そんな事情もあって、ブリンケン氏は次のように述べた。
「この訪問は、カタールとの人権、労働基準、人身売買対策に関する協力の深化をもたらした」「私たちは、カタールが労働慣行を改善するために行った活動を高く評価している」
つまり、人権や労働基準に改善すべき点が存在することを前提としつつも、見て見ぬふりの知らんぷりを高らかに宣言したというわけだ。中国がカタールと同じことをしたらどういう態度に出るのか興味深い。
UAEは陰に陽に
カタールへ圧力をかけ続ける
対する、中東の周辺諸国、特にUAEはカタールに対して厳しい。
オンラインメディア「THE INTERCEPT」(17年11月9日)、さらにその後ニューヨーク・タイムズ(19年2月1日)で報道されたように、UAEがカタールへのネガティブキャンペーンに資金提供していたことが明らかになっている。米国のジャーナリストやシンクタンクを利用して、「小国カタールのW杯単独開催を否定的な位置付けにさせよう、中東全体での共催にさせよう」とする一連のキャンペーンに対してだ。
UAEは、サウジアラビアと一緒になって、カタールが出資するアルジャジーラを封鎖させようとあらゆる機会を狙って圧力をかけ続けてきたことでも知られる。
アルジャジーラは1996年に設立された。世界に70以上の支局があり、中東地域では極めて珍しく、体制批判をしっかりやってきた。そして10年に起きた中東の民主化運動「アラブの春」で、若者のデモを積極的に報じたことが周辺国の反発を招いた。エジプトでは、革命後の政権を担った「ムスリム同胞団」に肩入れしたと見なされて批判を浴びた。
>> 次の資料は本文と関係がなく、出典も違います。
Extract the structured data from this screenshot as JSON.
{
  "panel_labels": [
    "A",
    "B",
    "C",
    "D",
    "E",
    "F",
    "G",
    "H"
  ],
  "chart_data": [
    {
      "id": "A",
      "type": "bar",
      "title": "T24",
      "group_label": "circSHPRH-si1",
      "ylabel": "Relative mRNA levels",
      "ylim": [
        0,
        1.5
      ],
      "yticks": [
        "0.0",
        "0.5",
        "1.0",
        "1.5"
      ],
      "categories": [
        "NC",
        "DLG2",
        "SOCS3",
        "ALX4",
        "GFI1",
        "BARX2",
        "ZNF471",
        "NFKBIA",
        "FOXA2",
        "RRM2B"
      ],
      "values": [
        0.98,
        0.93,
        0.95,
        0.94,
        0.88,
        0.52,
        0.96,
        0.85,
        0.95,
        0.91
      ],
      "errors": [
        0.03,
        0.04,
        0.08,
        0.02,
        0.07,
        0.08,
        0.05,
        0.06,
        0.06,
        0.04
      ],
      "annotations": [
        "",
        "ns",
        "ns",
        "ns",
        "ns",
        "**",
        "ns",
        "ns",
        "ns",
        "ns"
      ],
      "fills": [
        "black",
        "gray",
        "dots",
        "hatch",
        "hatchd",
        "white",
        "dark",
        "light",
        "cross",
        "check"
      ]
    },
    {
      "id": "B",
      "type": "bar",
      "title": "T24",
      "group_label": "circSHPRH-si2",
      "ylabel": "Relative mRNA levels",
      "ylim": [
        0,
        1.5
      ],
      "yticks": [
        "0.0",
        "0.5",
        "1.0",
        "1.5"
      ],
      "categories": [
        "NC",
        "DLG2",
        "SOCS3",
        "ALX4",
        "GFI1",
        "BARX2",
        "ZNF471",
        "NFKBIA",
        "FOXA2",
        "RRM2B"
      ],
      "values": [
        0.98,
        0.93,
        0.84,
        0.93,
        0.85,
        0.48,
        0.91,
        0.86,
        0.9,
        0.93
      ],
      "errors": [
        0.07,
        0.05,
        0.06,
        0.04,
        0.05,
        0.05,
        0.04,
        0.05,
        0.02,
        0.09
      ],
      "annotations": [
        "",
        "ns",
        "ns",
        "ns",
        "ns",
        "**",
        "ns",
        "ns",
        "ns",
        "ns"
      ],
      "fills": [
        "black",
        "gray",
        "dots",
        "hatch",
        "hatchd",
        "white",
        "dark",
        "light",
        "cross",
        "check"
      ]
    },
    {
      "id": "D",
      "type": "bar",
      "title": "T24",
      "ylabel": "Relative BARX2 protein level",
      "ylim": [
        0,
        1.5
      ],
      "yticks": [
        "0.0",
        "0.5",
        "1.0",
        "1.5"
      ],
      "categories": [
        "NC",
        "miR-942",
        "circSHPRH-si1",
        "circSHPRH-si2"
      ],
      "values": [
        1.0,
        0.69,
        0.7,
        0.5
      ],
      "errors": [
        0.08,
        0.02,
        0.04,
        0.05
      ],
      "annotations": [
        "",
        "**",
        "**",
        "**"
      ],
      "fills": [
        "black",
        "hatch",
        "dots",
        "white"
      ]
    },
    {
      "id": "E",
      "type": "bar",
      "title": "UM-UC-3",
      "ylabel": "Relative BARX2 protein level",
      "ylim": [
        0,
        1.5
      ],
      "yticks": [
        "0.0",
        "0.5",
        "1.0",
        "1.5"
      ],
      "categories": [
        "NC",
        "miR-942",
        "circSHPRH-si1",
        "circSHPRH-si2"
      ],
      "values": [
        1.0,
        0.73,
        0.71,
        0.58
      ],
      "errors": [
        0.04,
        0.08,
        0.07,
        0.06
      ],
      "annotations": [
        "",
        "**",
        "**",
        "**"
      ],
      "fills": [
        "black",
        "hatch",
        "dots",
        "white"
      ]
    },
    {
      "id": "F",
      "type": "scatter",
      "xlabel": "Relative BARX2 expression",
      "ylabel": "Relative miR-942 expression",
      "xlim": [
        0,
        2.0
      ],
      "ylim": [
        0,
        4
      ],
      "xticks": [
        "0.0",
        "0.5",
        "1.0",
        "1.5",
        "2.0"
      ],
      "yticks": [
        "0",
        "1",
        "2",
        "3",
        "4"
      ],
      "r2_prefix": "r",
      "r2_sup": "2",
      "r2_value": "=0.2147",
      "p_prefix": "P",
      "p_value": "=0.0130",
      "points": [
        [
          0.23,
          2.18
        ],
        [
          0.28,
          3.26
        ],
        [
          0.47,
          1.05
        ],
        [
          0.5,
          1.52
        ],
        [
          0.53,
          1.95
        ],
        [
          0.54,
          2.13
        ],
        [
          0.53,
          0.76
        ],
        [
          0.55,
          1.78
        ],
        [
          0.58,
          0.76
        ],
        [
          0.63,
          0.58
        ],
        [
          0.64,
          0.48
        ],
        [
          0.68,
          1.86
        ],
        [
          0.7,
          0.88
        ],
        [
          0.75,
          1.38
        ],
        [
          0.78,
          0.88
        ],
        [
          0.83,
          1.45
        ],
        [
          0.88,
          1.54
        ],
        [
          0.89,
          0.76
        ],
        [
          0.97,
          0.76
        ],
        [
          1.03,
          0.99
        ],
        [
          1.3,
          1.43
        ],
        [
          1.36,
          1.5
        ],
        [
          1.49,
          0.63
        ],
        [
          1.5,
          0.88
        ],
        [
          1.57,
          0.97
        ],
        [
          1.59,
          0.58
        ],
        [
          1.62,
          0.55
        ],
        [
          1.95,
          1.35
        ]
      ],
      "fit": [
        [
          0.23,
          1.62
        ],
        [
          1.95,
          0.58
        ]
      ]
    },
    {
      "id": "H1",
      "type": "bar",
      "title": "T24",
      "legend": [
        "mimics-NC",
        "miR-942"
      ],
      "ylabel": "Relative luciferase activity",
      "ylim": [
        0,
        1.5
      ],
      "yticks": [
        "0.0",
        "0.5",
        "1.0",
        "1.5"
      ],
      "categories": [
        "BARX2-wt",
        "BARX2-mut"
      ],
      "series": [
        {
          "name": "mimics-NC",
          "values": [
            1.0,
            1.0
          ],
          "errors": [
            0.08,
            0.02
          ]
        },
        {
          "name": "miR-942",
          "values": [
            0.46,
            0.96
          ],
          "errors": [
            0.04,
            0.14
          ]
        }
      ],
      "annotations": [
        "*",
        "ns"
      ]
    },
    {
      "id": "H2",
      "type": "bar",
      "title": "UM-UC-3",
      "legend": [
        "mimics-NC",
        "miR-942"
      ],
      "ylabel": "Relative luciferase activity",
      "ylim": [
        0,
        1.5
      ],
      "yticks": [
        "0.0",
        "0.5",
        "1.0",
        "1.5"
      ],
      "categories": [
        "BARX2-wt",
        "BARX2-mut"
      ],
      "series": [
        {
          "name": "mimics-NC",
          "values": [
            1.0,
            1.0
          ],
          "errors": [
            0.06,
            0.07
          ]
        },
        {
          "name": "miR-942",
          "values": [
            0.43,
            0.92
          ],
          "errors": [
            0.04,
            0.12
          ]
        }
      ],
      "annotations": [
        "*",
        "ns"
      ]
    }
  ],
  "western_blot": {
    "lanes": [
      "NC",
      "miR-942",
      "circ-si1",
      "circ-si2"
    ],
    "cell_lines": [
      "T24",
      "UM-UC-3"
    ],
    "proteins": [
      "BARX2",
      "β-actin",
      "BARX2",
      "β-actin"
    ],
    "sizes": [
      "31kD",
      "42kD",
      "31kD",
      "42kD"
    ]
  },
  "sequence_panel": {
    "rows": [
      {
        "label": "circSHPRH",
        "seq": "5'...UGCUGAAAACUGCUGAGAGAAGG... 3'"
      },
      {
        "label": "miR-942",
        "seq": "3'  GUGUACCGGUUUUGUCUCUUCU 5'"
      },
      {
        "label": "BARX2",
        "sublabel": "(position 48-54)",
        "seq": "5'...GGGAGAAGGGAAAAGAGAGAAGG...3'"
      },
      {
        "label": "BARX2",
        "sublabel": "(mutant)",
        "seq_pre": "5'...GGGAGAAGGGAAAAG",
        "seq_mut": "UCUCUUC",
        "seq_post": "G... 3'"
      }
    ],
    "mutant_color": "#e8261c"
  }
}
17年にUAE、サウジアラビアといった中東などの4カ国がカタールと国交を断絶すると発表した際も、関係修復の条件として、「アルジャジーラ」の閉鎖を要求している(カタールは、表現の自由の侵害だと拒否)。その後、米国の仲介で、断交は撤回された。
これまで、カタールの周辺諸国が積極的に欧米のコンサルタント会社に資金提供をし、カタールへの憎悪をあおってきた経緯もある。そのことに鑑みても、今回のカタールにおける人権問題の大炎上に、周辺諸国が関与している可能性は否定できない。外交上手の小国カタールが、米国や欧州、中国、イランといった大国とそれぞれに仲が良いのは、周辺諸国にとってみれば脅威であり、嫉妬の対象であるのだ。
W杯が大きな盛り上がりを見せているが、競技場外でのカタールを巡る各国の態度、謀略、二枚舌にも目が離せない。